Hutan adalah sesuatu yang sangat sakral.
Karenanya, menebang pohon, mencabut rumput, atau berburu satwa harus seizin
Ammatoa. Seorang boleh menebang pohon untuk dijadikan rumah untuk sekali dalam
seumur hidupnya. Masyarakat Kajang percaya Tuhan menciptakan alam dan seisinya
untuk kesejahteraan seluruh umat manusia. Mereka yang hidup saat ini bertugas
menjaganya untuk dinikmati generasi selanjutnya dengan kualitas yang sama.
Penjagaan hutan agar tetap lestari didasari pemahaman bahwa Tuhan akan
memberikan ganjaran setimpal bila masyarakat menuruti segala aturan-Nya. Begitu
pula ganjaran bila masyarakat melarikannya. Jadi, saat manusia menjaga
alamnya,alam juga akan menjaga manusianya.

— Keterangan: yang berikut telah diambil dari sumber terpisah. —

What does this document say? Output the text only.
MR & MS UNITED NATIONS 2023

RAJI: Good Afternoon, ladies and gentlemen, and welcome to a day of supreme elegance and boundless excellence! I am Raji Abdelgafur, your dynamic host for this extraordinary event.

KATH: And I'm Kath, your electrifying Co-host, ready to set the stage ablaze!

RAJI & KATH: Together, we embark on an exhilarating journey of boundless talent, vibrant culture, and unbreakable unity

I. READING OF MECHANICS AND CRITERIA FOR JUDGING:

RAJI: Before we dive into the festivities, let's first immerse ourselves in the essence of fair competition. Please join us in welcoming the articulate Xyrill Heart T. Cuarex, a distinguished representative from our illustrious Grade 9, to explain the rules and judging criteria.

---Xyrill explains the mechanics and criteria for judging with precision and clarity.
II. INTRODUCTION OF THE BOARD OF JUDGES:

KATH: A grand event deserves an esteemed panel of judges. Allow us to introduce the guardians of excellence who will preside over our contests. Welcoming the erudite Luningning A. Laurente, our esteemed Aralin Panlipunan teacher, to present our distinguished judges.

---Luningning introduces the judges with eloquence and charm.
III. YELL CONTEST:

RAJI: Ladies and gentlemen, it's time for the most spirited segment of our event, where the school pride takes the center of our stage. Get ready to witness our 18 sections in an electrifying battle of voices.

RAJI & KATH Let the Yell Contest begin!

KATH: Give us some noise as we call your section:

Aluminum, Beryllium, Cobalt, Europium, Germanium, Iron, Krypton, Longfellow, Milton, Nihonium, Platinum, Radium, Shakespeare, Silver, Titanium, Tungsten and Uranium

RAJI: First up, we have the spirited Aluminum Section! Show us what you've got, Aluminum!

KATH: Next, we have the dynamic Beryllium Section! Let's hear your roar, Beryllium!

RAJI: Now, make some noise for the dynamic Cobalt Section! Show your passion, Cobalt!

Jika masyakat Kajang lebih memusatkan
perhatian pada hutan, suku Amungme, yang hidup di Tembagapura, Papua memandang
tanah sebagai ibu atau mama. Tanah digambarkan sebagai seorang ibu yang memberi
makan, memelihara, mendidik, dan membesarkan dari bayi hingga lanjut usia,
sampai akhirnya mati.
Tanah dengan lingkungan hidup habitatnya
dipandang sebagai tempat tinggal, berkebun, berburu, dan pemakaman. Karena itu,
bagi mereka, tanah adalah tempat kediaman roh halus dan arwah para leluhur.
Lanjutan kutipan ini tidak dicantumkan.